Feeling is reality. To deny that is inaccurate. Having a premium feel is important, because it sells stuff.
When premium becomes a factor there are associated costs involved in it. A lot of that has to do with rarity, supply and demand, and materials cost.
We can induce feelings at any time, it does't mean there is any real basis to it. Ever find a cut on yourself you never felt but later on discover it was there?
Your feelings can trick you.
Now on to the one philosophical/business point.
Call this a case study.
Louis Vuitton has had stagnant growth over the last few years. New growth has come from emerging markets.

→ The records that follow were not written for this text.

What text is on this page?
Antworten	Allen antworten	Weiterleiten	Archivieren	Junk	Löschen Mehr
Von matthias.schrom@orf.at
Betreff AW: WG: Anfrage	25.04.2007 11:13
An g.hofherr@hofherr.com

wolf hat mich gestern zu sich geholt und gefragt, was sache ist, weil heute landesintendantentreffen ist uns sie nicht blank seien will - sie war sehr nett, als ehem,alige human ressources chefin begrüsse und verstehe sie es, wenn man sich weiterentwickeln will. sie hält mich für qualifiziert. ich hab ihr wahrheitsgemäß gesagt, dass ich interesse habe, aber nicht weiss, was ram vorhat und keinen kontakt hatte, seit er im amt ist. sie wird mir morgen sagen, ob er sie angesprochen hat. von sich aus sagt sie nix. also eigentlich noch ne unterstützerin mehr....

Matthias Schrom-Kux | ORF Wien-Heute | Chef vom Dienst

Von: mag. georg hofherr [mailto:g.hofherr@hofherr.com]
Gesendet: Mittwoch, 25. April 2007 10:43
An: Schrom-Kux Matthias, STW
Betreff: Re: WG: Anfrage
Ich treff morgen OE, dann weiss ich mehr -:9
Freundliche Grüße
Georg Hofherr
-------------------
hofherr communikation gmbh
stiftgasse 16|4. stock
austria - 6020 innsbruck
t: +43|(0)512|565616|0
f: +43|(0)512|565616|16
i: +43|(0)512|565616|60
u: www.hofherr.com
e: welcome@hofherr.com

They were stuck with idea of how do they increase sales without becoming a mass market retailer. They saw problems with other luxury brands that were more expensive doing better than them.
They decided to take a new approach to increase growth. In fact in Q4 of 2013, they increase their growth by 7 percent and beat Wall Street estimates between 50-60 percent.
How did they go about to achieve this?
They raised their prices.
Wait these overprice handbags raised their prices?
Yes, they felt that their low end was to available.
To easy to get and too cheap for their standards.
They started pushing higher end bags and the better materials they used.
So the point is.
If you want be the company that makes a premium device, they make a real one.
Not some illusion of aluminum over plastic because it feels better.
If HTC really had a premium phone, their sales should have reflected the same. It didn't.